Pram Minta Tindak Tegas Dugaan Penistaan Agama di Booth Miras The Sounds Project

Sedang Trending 1 jam yang lalu
The Sounds Project. Foto: Abid Raihan/kumparan

Gubernur DKI Jakarta Pramono Anung meminta jajarannya mengambil tindakan tegas mengenai viralnya tindakan promosi minuman beralkohol nan dikaitkan dengan aktivitas keagamaan dalam aktivitas The Sounds Project 9 di Jakarta Utara, pada 9 Agustus lalu.

Pramono menilai tindakan tersebut tidak semestinya terjadi di Jakarta. Ia menyebut promosi minuman keras nan dikaitkan dengan aktivitas keagamaan telah menodai kehidupan keagamaan nan selama ini dijaga di Ibu Kota.

“Yang berangkaian dengan promosi minuman keras nan viral, apalagi dikaitkan dengan aktivitas keagamaan, ini sungguh-sungguh menodai kehidupan keagamaan nan kita jaga berbareng di Jakarta,” kata Pramono usai menghadiri Pengukuhan Pengurus MUI DKI Jakarta di Balai Kota DKI Jakarta, Selasa (11/8).

Atas kejadian tersebut, Pramono meminta Asisten Kesejahteraan Rakyat (Askesra) DKI Jakarta Ali Maulana Hakim untuk segera berkoordinasi dan mengambil tindakan.
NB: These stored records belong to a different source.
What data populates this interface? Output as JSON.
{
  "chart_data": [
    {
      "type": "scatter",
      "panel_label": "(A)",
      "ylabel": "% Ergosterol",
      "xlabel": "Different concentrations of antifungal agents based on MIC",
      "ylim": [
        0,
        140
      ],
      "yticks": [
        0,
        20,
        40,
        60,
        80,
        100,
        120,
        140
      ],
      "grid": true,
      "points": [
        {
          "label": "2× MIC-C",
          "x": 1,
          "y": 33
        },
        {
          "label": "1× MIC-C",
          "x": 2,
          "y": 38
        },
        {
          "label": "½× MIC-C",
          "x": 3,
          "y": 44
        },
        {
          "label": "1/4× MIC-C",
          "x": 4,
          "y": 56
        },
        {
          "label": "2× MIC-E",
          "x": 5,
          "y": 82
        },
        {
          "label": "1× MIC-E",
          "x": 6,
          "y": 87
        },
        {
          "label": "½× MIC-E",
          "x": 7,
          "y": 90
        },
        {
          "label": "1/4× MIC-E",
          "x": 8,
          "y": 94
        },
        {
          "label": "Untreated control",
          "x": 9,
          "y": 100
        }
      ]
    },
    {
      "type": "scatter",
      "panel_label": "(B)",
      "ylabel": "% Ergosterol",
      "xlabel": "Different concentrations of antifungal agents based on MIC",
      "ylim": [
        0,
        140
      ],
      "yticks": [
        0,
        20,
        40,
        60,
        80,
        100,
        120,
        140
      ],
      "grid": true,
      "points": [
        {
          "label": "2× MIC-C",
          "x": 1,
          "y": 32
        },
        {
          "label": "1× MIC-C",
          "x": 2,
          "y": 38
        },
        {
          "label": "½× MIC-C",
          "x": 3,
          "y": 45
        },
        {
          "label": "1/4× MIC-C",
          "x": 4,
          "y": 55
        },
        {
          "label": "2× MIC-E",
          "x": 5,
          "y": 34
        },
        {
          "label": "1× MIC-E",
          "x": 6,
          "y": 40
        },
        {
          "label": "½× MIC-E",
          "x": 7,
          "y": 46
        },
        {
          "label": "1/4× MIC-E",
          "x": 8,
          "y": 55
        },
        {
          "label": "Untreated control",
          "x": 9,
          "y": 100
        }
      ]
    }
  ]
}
“Untuk itu saya bakal minta kepada Pak Asisten Kesejahteraan, Pak Ali, untuk segera mengoordinasikan, mengambil tindakan tegas terhadap perihal nan tidak boleh terjadi di Jakarta,” ujarnya.

Pramono juga menegaskan Pemprov DKI Jakarta menyesalkan kejadian tersebut.
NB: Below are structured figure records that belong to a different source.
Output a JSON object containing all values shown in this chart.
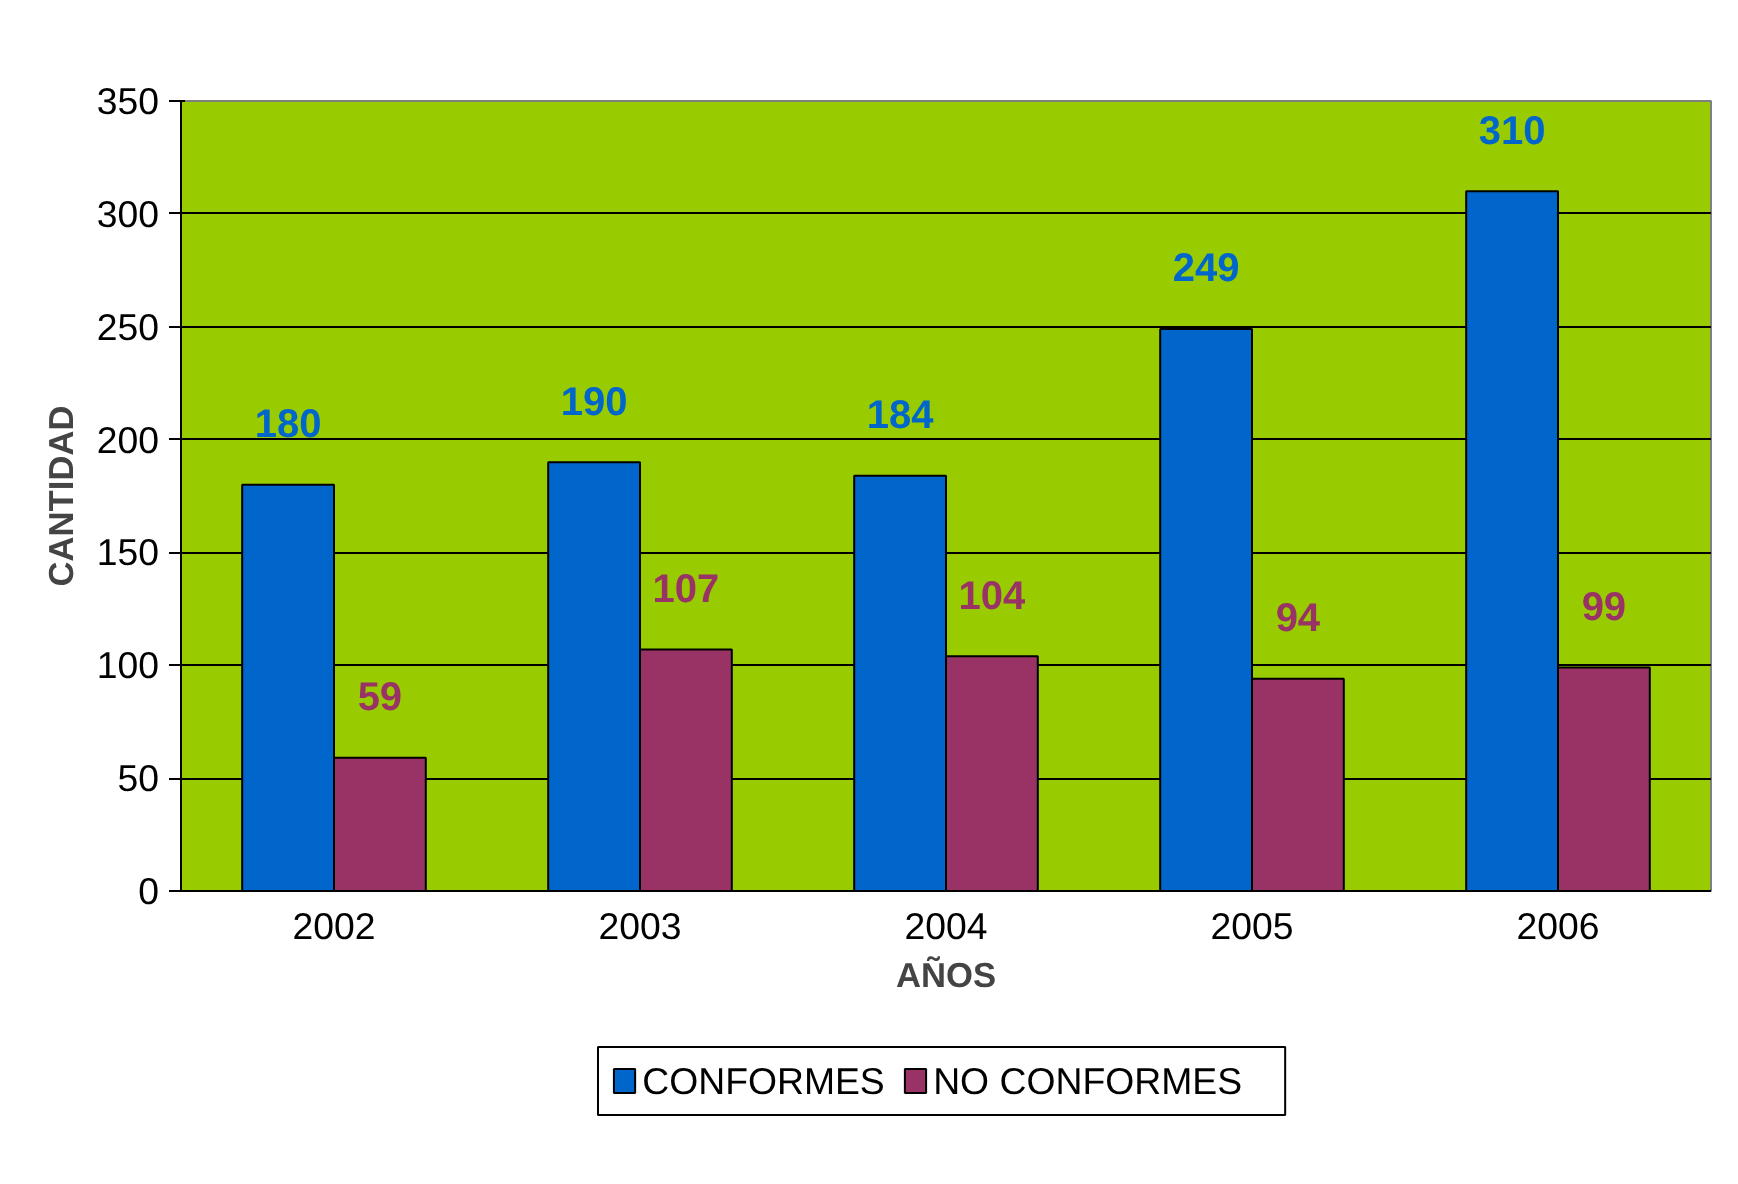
{
  "chart_data": {
    "type": "bar",
    "xlabel": "AÑOS",
    "ylabel": "CANTIDAD",
    "categories": [
      "2002",
      "2003",
      "2004",
      "2005",
      "2006"
    ],
    "series": [
      {
        "name": "CONFORMES",
        "color": "#0066cc",
        "values": [
          180,
          190,
          184,
          249,
          310
        ]
      },
      {
        "name": "NO CONFORMES",
        "color": "#993366",
        "values": [
          59,
          107,
          104,
          94,
          99
        ]
      }
    ],
    "ylim": [
      0,
      350
    ],
    "yticks": [
      0,
      50,
      100,
      150,
      200,
      250,
      300,
      350
    ],
    "grid": "y",
    "legend": "bottom",
    "data_labels": true
  }
}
“Sehingga sekali lagi, Pemerintah DKI Jakarta menyesalkan perihal itu terjadi di Jakarta,” kata Pramono.

Booth Miras Diduga Nistakan Agama

Gubernur DKI Jakarta Pramono Anung dan Ketua Umum MUI Provinsi DKI Jakarta Muhammad Faiz Syukron memberikan keterangan pers usai menghadiri Pengukuhan Pengurus MUI DKI Jakarta di Balai Kota DKI Jakarta, Selasa (11/8/2026). Foto: Nauval Pratama/kumparan

Sebelumnya, beredar video di media sosial nan memperlihatkan seseorang mengucapkan ayat suci Alquran di sebuah booth minuman beralkohol.

Dalam narasi nan beredar, booth tersebut disebut mengadakan challenge membaca alias menghafal ayat Alquran dengan bingkisan berupa satu botol minuman keras.
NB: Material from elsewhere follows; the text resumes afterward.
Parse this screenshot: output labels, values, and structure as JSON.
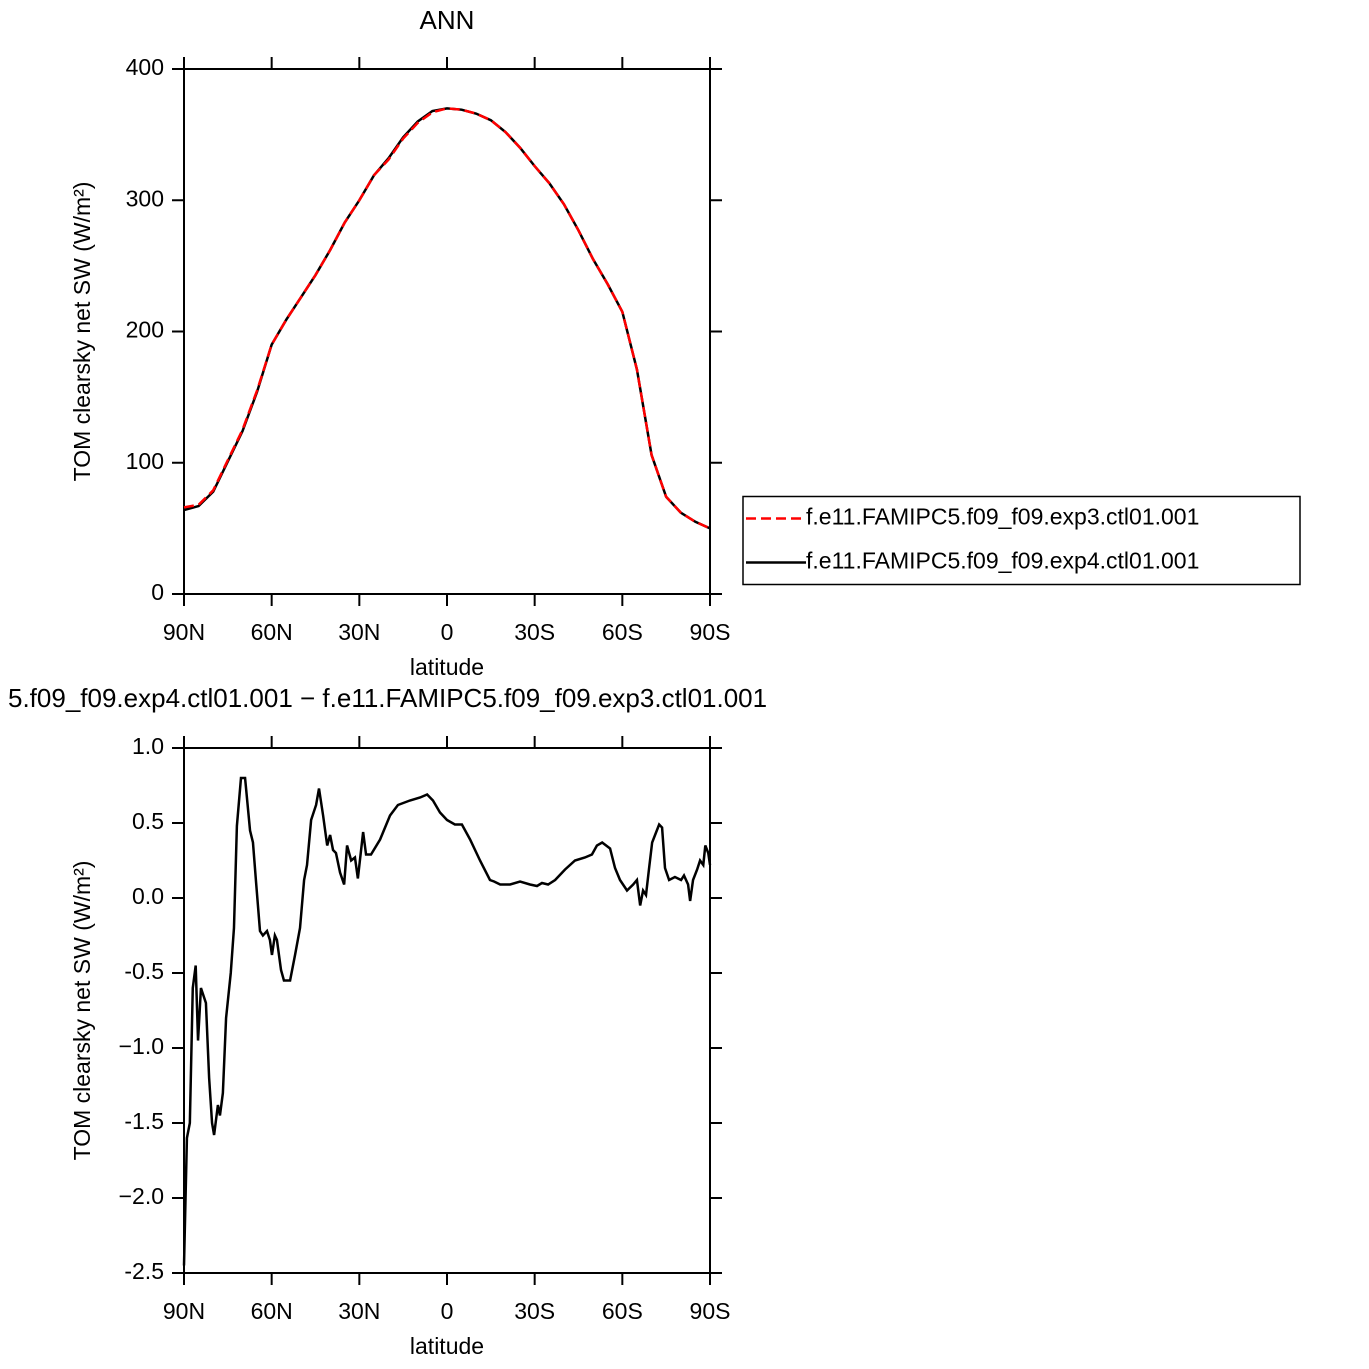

Sementara, pihak penyelenggara The Sounds Project telah memberikan penjelasan mengenai kejadian tersebut. Mereka menyebut peristiwa itu terjadi pada 9 Agustus 2026.

Dalam pernyataannya, penyelenggara mengaku turut mengecam tindakan nan menjadikan kepercayaan sebagai bagian dari challenge alias promosi produk.

“Kami, sebagai penyelenggara acara, turut merasa marah, kecewa, dan mengecam perilaku tersebut. Kami tidak pernah, dan tidak bakal pernah, membenarkan perilaku nan menjadikan kepercayaan sebagai bahan challenge alias promosi produk dalam corak apa pun,” demikian pernyataan The Sounds Project nan dikutip dari IG @thesoundsproject, Selasa (11/8).

Penyelenggara mengeklaim kejadian tersebut berada di luar arahan, persetujuan, dan kendali mereka. Mereka juga menegaskan tidak menoleransi tindakan nan dinilai sebagai penistaan kepercayaan maupun hal-hal nan menyinggung SARA.

Pihak penyelenggara menyebut telah menegur sponsor mengenai dan meminta persoalan tersebut diselesaikan. Mereka juga mengawal proses identifikasi pihak-pihak nan terlibat serta melakukan pertimbangan internal agar kejadian serupa tidak kembali terjadi.

Saat ini pihak The Sounds Project dan MC booth minuman beralkohol tersebut tengah diperiksa di Polsek Pademangan, Jakarta Utara, untuk mengetahui apa nan terjadi saat kejadian tersebut.

Pihak EO dan MC juga dilaporkan oleh aliansi Advokat Muslim ke Polda Metro Jaya dan Bareskrim Polri, lantaran tindakan nan dilakukan saat promisi minuman beralkohol tersebut dianggap menistakan agama.